Identical twins are indeed fascinating – seeing two people that are mirror images of each other is quite something. For us unique human beings, these natural carbon copies of each other challenge our concept of “uniqueness”.  We expect people to be different and not to be exact replicas of each other. But twins are actually very different – they have different personalities and abilities and are clearly distinguishable on a level of personality. In some cases, even fraternal twins may be strikingly similar or indistinguishable- if they are of the same sex of course.

Conception of Twins

Identical twins are conceived when a female ovum is fertilized by a male egg. The egg then splits into two forming two twins. Each new individual carries a copy of identical genetic material given the fact that they developed from the same single fertilized egg. Scientifically, identical twins are referred to as monozygotic twins.

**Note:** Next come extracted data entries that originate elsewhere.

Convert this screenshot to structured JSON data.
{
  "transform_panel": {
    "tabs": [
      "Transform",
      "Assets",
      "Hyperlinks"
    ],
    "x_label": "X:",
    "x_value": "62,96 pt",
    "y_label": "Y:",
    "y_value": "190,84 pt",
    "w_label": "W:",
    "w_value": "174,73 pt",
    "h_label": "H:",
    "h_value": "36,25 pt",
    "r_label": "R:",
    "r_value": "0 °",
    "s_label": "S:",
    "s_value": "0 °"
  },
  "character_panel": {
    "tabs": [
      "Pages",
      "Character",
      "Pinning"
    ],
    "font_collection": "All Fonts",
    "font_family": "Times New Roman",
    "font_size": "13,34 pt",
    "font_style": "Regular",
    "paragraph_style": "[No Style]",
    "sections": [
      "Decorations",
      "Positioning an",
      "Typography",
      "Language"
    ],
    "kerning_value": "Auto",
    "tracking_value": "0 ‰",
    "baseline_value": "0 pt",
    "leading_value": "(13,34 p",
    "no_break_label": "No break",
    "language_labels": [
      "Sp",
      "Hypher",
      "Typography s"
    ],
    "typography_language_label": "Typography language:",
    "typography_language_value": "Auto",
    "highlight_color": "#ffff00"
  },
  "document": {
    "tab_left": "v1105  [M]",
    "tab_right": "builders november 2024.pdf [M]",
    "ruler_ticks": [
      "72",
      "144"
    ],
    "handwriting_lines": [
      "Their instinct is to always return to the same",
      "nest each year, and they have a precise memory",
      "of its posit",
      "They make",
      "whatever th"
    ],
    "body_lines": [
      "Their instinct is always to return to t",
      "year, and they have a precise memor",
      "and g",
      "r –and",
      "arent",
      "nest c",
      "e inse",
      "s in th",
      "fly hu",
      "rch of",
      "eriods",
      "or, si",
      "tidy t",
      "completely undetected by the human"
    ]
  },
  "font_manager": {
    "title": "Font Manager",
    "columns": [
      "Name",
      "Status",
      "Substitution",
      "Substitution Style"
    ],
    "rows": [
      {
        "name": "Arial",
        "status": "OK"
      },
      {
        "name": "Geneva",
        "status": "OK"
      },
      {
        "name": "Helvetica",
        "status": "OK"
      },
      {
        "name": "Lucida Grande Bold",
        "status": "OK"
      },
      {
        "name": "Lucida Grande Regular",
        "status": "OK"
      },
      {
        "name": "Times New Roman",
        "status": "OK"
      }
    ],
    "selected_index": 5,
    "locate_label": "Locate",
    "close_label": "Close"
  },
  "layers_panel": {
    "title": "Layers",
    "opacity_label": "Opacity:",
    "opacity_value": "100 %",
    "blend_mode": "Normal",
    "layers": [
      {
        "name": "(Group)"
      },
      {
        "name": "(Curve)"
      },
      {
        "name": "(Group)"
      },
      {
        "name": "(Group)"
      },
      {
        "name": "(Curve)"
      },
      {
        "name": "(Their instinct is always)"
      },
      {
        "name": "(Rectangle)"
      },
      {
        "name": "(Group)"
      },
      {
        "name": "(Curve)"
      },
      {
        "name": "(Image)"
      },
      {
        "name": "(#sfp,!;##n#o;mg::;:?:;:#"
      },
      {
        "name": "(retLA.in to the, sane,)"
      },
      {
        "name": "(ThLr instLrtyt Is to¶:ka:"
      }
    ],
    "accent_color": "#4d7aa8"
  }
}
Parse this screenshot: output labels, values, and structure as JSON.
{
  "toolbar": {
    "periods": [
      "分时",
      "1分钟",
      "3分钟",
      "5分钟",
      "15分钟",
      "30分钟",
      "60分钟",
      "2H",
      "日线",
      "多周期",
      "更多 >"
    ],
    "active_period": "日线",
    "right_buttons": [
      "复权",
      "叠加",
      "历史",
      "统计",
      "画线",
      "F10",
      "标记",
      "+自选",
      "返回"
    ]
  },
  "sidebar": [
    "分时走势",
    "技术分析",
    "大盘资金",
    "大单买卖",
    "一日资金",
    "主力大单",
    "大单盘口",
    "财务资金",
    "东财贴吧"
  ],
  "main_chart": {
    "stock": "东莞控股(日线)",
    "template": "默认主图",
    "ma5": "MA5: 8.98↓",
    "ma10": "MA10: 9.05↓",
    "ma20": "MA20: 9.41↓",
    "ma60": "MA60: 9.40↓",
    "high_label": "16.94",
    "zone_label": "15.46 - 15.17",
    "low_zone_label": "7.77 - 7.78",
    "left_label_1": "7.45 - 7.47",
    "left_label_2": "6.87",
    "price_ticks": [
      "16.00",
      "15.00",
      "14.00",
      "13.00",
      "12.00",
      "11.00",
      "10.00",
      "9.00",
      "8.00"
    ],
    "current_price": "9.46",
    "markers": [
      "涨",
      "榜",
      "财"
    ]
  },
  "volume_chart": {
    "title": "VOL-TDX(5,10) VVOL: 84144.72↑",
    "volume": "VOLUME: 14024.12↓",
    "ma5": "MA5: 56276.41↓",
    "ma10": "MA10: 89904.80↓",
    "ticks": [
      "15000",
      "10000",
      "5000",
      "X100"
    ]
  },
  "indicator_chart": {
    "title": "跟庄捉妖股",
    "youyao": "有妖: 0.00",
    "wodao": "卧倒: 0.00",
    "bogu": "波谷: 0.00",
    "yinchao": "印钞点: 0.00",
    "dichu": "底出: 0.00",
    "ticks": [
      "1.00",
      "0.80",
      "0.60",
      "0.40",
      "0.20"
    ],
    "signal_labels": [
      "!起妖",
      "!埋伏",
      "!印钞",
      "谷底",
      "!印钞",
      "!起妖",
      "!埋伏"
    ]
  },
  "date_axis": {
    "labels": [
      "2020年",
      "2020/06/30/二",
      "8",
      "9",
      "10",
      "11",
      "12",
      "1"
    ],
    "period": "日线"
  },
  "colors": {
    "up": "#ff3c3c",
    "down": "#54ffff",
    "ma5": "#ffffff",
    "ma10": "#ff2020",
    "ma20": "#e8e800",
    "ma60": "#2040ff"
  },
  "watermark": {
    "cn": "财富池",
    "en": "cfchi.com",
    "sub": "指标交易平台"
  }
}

Fraternal twins, that form about 75% of the total incidence rate for fraternal and identical twins, are formed in when two ova are fertilized by two sperm cells. Normally, women only release one egg during their cycle, in some cases, they may however, release two or sometimes more eggs. In some cases, if the mother has had intimate encounters with more than one male, she may conceive fraternal twins with different daddies. Although uncommon, this phenomenon does occur and is known as heteropaternal superfecundation.

Twin DNA testing

Sometimes parents or twins themselves want to determine with 100% accuracy whether they are fraternal or identical. Today, twin zygosity DNA testing is available to help twins or parents of twins get the answers they need. Twin tests are normally done by means of at home kits. All the twins need to do is provide their DNA samples by rubbing the buccal swabs they find inside the kit inside their mouth for around ten or fifteen seconds. Once they have done this, they will need to fill in some forms authorizing the DNA test. Following, they can post their samples for analysis and wait for their results. The results will show the twin’s DNA profiles and display the genetic markers tested for each twin. Of course, if the twins are monozygotic (identical) then they will have matching DNA profiles. If they are dizygotic twins, their DNA profiles will be similar but not the same.

But why would anyone want a twins DNA test?

Perhaps because fraternal twins can sometimes look so strikingly similar that you might wrongly assume them to be identical. But there are other reasons.

Organ transplants amongst identical twins have a higher chance of success than when the transplant takes place between normal siblings or close relatives. The chance of organ rejection is greatly reduced in monozygotic twins because their immune systems do not perceive organs donated from each other as “alien” and thus, do not trigger the autoimmune response. Many times doctors do not need to administer an immunosuppressant or even carry out any type of tissue typing to ensure compatibility between the organ and the receiver. Besides this, identical twins also have an identical blood group which means they are ideal donors for each other.

Twin DNA testing is not a common DNA test, especially given the low incidence rate of twins (be they identical or fraternal). The test can however, help to confirm whether the twin siblings are identical or not which in turn can be useful in those rare instances where a blood transfusion or organ transplant is required.